Utopia? Forse, ma l’Organizzazione Internazionale del
Lavoro suggerisce anche iniziative poco costose per sostenere i
lavoratori più fragili, iniziative che pur non dando piena risposta alla
sollecitazione di Papa Francesco, aiutano a superare le difficoltà
create dal lockdown. Ad esempio sovvenzionando il mercato dei generi
alimentari affinché tutti possano comprare almeno gli alimenti di base. I
paesi del Nord potrebbero facilitare una scelta in tal senso attivando
una linea di cooperazione appositamente dedicata, ricordandosi che
quando la povertà si fa prepotente, altri due mostri rialzano la testa:
la schiavitù e il lavoro minorile. La schiavitù come conseguenza
dell’indebitamento e il lavoro minorile come tentativo per integrare i
ridotti guadagni degli adulti. L’Oil stima che a causa della crisi
provocata dal Covid, quest’anno altri 42–66 milioni di bambini
potrebbero essere inghiottiti dalla miseria estrema, aggiungendosi ai
386 milioni che già versavano in questa condizione nel 2019.
E nel
frattempo non dobbiamo dimenticare che in molti paesi del Sud neanche i
lavoratori formali sono stati sostenuti. Lavoratori verso i quali
abbiamo degli obblighi perché producono le nostre scarpe, le nostre
camicie, i nostri computer. Lavoratori inseriti in filiere produttive
talvolta al servizio esclusivo dei grandi marchi dell’abbigliamento,
dell’informatica, dell’alimentazione. Il lockdown ha provocato
sospensioni di massa in paesi come il Bangladesh, il Vietnam, la
Cambogia, ma anche Serbia, Albania e altri paesi dell’Europa dell’Est.

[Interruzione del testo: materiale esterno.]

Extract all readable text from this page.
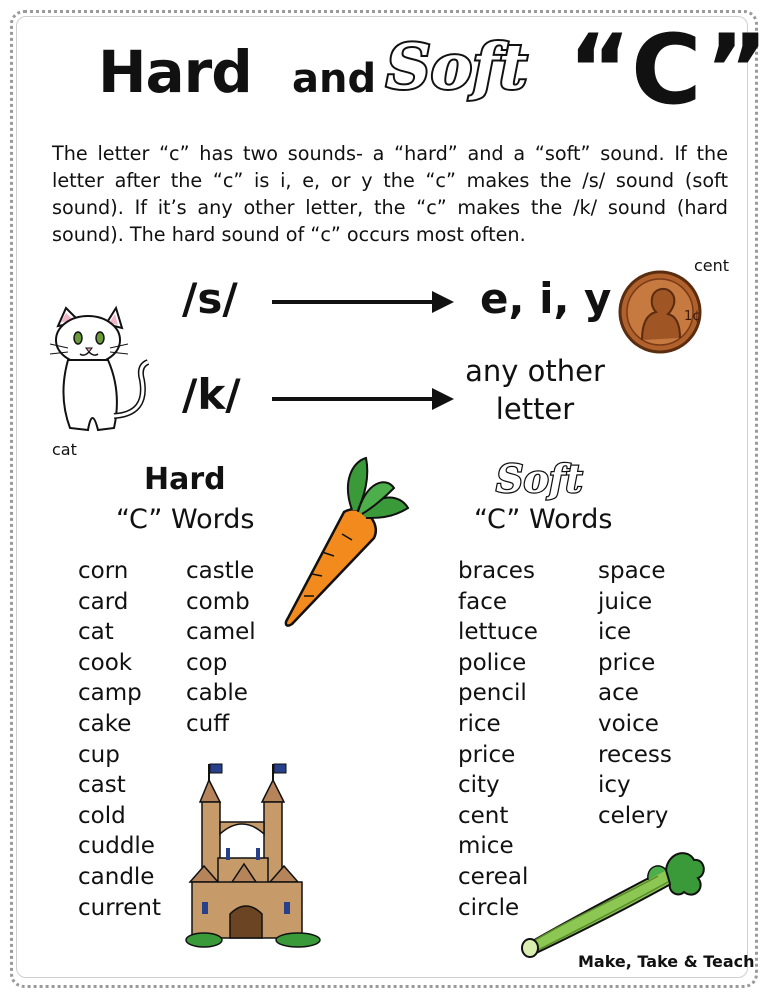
Hard and Soft “C”

The letter “c” has two sounds- a “hard” and a “soft” sound. If the letter after the “c” is i, e, or y the “c” makes the /s/ sound (soft sound). If it’s any other letter, the “c” makes the /k/ sound (hard sound). The hard sound of “c” occurs most often.

/s/	e, i, y
/k/	any other letter
1¢
cent
cat
Hard
“C” Words
Soft
“C” Words
corn
card
cat
cook
camp
cake
cup
cast
cold
cuddle
candle
current
castle
comb
camel
cop
cable
cuff
braces
face
lettuce
police
pencil
rice
price
city
cent
mice
cereal
circle
space
juice
ice
price
ace
voice
recess
icy
celery
Make, Take & Teach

Nei loro confronti i grandi marchi dovrebbero mettersi una mano sulla
coscienza, ricordarsi dei tanti profitti che hanno potuto realizzare
grazie al lavoro duro e malpagato effettuato dai lavoratori di questi
paesi e accettare di indennizzarli per la sospensione delle commesse. I
loro bilanci non ne risentirebbero, mentre si scriverebbe una nuova
pagina nella storia dei diritti dei lavoratori a livello globale.